I am often asked about Kahlil Gibran, the author of ‘The Prophet’ and the source of the titles of each of the novels in the Westcott Chronicles of Bath.
Kahlil was born in 1883 in the impoverished village of Bisharri overlooking the magnificent Qadisha Valley in northern Lebanon. The family were Maronite Christians: his mother Kamila was the daughter of a priest and his father had the reputation for violence – a drinker and gambler.
The boy was educated at a school run by the local priest until he was twelve, at which time Kamila left her husband and emigrated to the United States, where the family, speaking no English, settled in the slums of South End in Boston, Massachusetts.
At the age of thirteen, Gibran became interested in drawing, and was introduced to Fred Holland Day, the eccentric leader of the Boston avant garde, and imitators of the British Decadents and Pre-Raphaelites. Day became the boy’s friend and patron, introducing him to English literature, lending him books and directing him to the new Boston Public Library.
At Day’s exhibition of photographs in 1898, Gibran was introduced to Cambridge poet Josephine Prescott Peabody, some nine years older, and it was she who nicknamed him the Prophet. Within a year Kamila, concerned about the influence of his bohemian friends, took her son back to Lebanon to continue his education at the Maronite high school in Beirut.
At the age of eighteen, Gibran left Beirut to wander around Europe, eventually returning to America in April 1902.
It was at a show in 1904, where he was able to sell some of his pictures, that Gibran met Mary Haskell, who would become his most important and enduring patron.
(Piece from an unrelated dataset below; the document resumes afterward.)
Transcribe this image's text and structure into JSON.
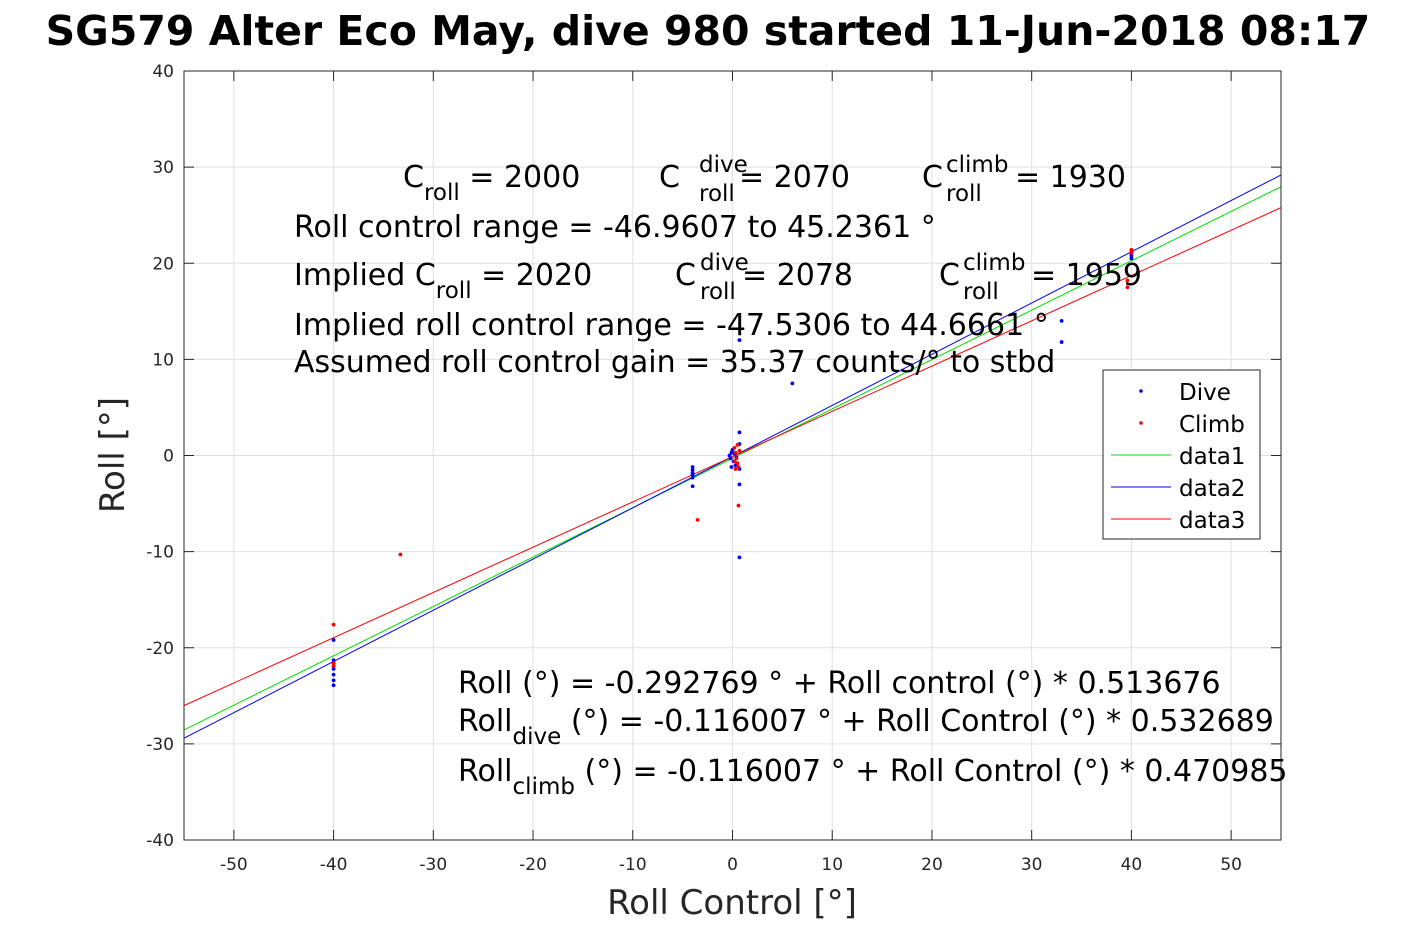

A shrewd businesswoman from a wealthy South Carolina family, she ran a private girl’s school in Boston. With Haskell’s backing he lived and mixed with the famous, devoting most of his time to painting with limited success over the years until 1914.
However, his literary career was blossoming: Al-Funum (‘The Arts’) an Arabic newspaper founded in New York in1913, published dozens of his poems. During the First World War he was associated with ‘The Seven Arts’, the prominent American literary magazine founded in 1916, but forced to close because of its pacifist leaning, when the USA entered the war in 1917.
‘The Madman’: His Parables and Poems’, Gibran’s first book in English came out in 1918.
I have spent many enjoyable holidays in Cohasset – the beautiful small coastal town of a little of 8000 people, located 16 miles south of Boston. It was here in 1917 and 1918 that Gibran published al-Mawakib (The Procession) – a two hundred line poem of dialogue between an old man and youth on the edge of a forest: it is a masterpiece of mahjari poetry, pioneering Arabic Verse. As year later in Cairo came al-Awasif (the Storms), a collection of 31 articles. This was followed by the Forerunner: His Parables and Poems, the harshness of war replaced by softer writing.
Gibran’s masterpiece ‘The Prophet’, was published in 1923: Haskell had referred to it in her journal of 1912. Written in Arabic and translated into English, which Haskell edited, and as with earlier books all the drawings are also by the author. The reviewers were few and rather indifferent, in contrast to the massive public acclaim. The first edition sold out in two months, followed by 1300 every year during the Great Depression, 60,000 in 1944 and 1,00,000 by 1957.
Kahlil Gibran died on 10th April 1931 of cirrhosis of the liver. After a funeral mass in Boston, and in accordance with his wishes, his coffin was returned to Bisharri, his birthplace in Lebanon.